Una representación artística es una forma de expresión, una forma de contar algo de forma que los actores "se ponen en lugar de" el interpretado y sienten lo mismo que él. Es la forma de empatía llevada al arte. Pero luego, acabada la función cada uno regresa a su casa siendo él mismo y olvidando por unas horas el papel que ha representado.

La existencia, o sea, la totalidad de cosas y sucesos que forman parte de esta intrincada red de acontecimientos tiene un código o patrón que no puede ser accedido por los medios convencionales, como cabía de esperar. Y la forma de acceder al patrón no puede ser como la de un constructor de puzzles que ve desde una posición idónea toda la jugada, donde sobra una pieza y falta otra y va componiendo el entramado. Esto es muy aburrido, la composición de un entramado donde todo es posible visto desde tal posición es totalmente tedioso. Así que hay que improvisar y crear lo que los hindúes han llamado "el drama cósmico".



El hacedor del puzzle debe ser cada una de las piezas que conforman la maraña. Pero no debe saberlo, a fin de poder experimentar todos los puntos de vista, todos los lados, todas las zonas de la maraña.

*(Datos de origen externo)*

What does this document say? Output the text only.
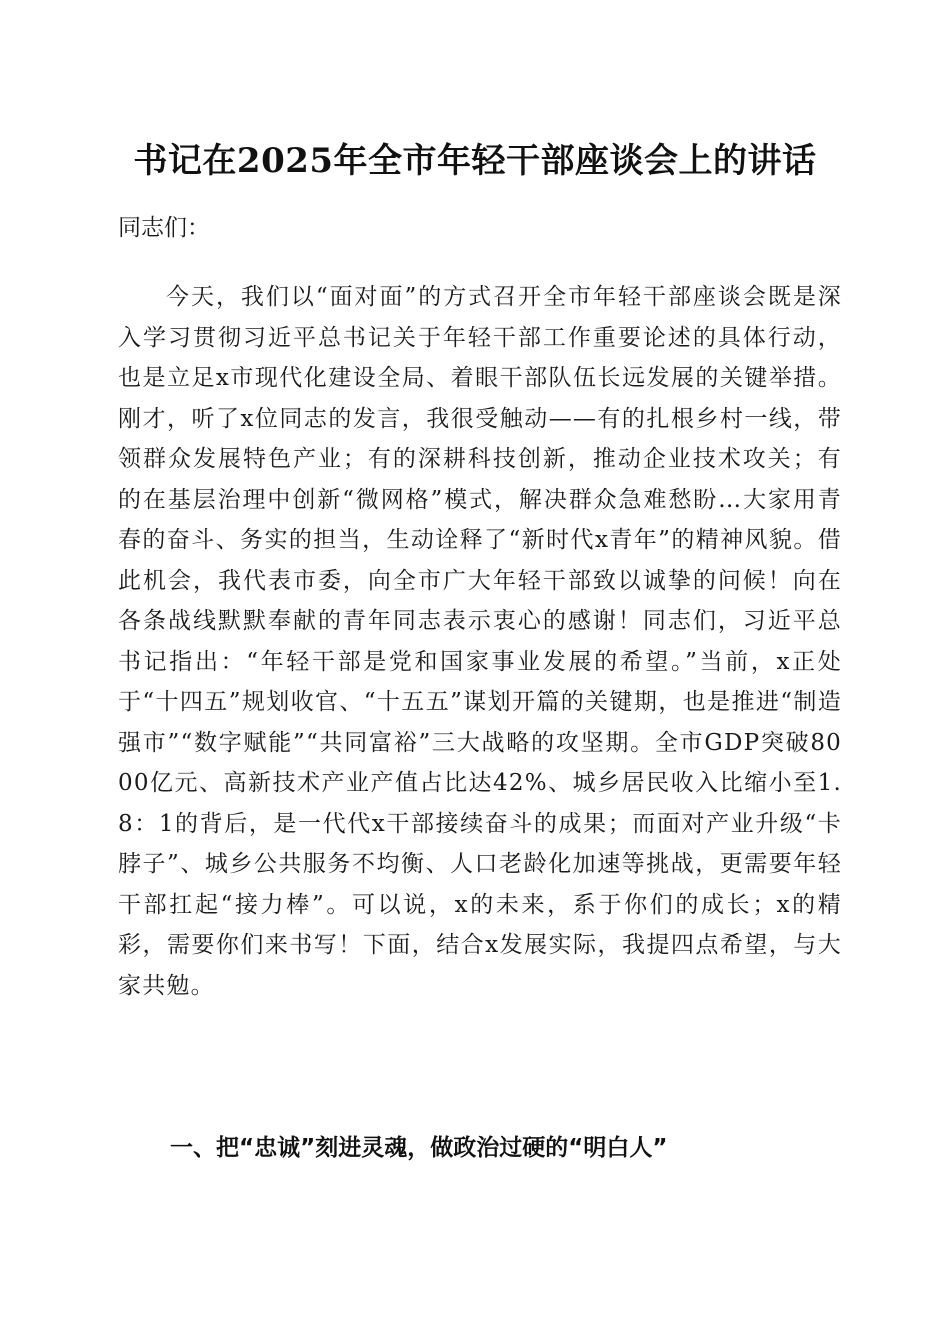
书记在2025年全市年轻干部座谈会上的讲话
同志们：
今天，我们以“面对面”的方式召开全市年轻干部座谈会既是深入学习贯彻习近平总书记关于年轻干部工作重要论述的具体行动，也是立足x市现代化建设全局、着眼干部队伍长远发展的关键举措。刚才，听了x位同志的发言，我很受触动——有的扎根乡村一线，带领群众发展特色产业；有的深耕科技创新，推动企业技术攻关；有的在基层治理中创新“微网格”模式，解决群众急难愁盼…大家用青春的奋斗、务实的担当，生动诠释了“新时代x青年”的精神风貌。借此机会，我代表市委，向全市广大年轻干部致以诚挚的问候！向在各条战线默默奉献的青年同志表示衷心的感谢！同志们，习近平总书记指出：“年轻干部是党和国家事业发展的希望。”当前，x正处于“十四五”规划收官、“十五五”谋划开篇的关键期，也是推进“制造强市”“数字赋能”“共同富裕”三大战略的攻坚期。全市GDP突破8000亿元、高新技术产业产值占比达42%、城乡居民收入比缩小至1.8：1的背后，是一代代x干部接续奋斗的成果；而面对产业升级“卡脖子”、城乡公共服务不均衡、人口老龄化加速等挑战，更需要年轻干部扛起“接力棒”。可以说，x的未来，系于你们的成长；x的精彩，需要你们来书写！下面，结合x发展实际，我提四点希望，与大家共勉。
一、把“忠诚”刻进灵魂，做政治过硬的“明白人”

Entonces aparece el alegre, el triste, la piedra, el soplo, la lagartija, un rayo de sol, otro rayo de sol, y otro y otro, una respiración, una niña que chilla, un planeta que se acaba, un meditador, uno que sufre por que esta mañana amaneció lloviendo, uno que ve horrorizado cómo un brazo de su compañero de viaje en aquél avión que acaba de tener un "serio problema" le pasa por delante y la última visión que tiene del mundo son las vísceras de su querido amigo, una flor que se abre, una araña descuartizando un insecto...

La representación cósmica está aconteciendo. Lleva aconteciendo un Kalpa y dejará de acontecer otro Kalpa, porque ha de ser así, por que hay un "on" y hay un "off".
"On" cuando despertamos por la mañana, cuando nacemos, cuando sale el sol, cuando empieza a llover y cuando las lagrimas empiezan a caer por la mejilla.
"Off" cuando dormimos, cuando morimos, cuando se pone el sol, cuando para de llover y cuando la sonrisa aparta de un plumazo la última gota de dolor, por ahora.

Bienvenidos al drama cósmico, al universo consciente. Consciente en todos los oídos, en todos los ojos, en todos los sentires, en todos los abrazos y en todos los disparos.
El universo consciente que conoce TODO, pero que no se recuerda a sí mismo.

...Y no sabe cómo lo hace.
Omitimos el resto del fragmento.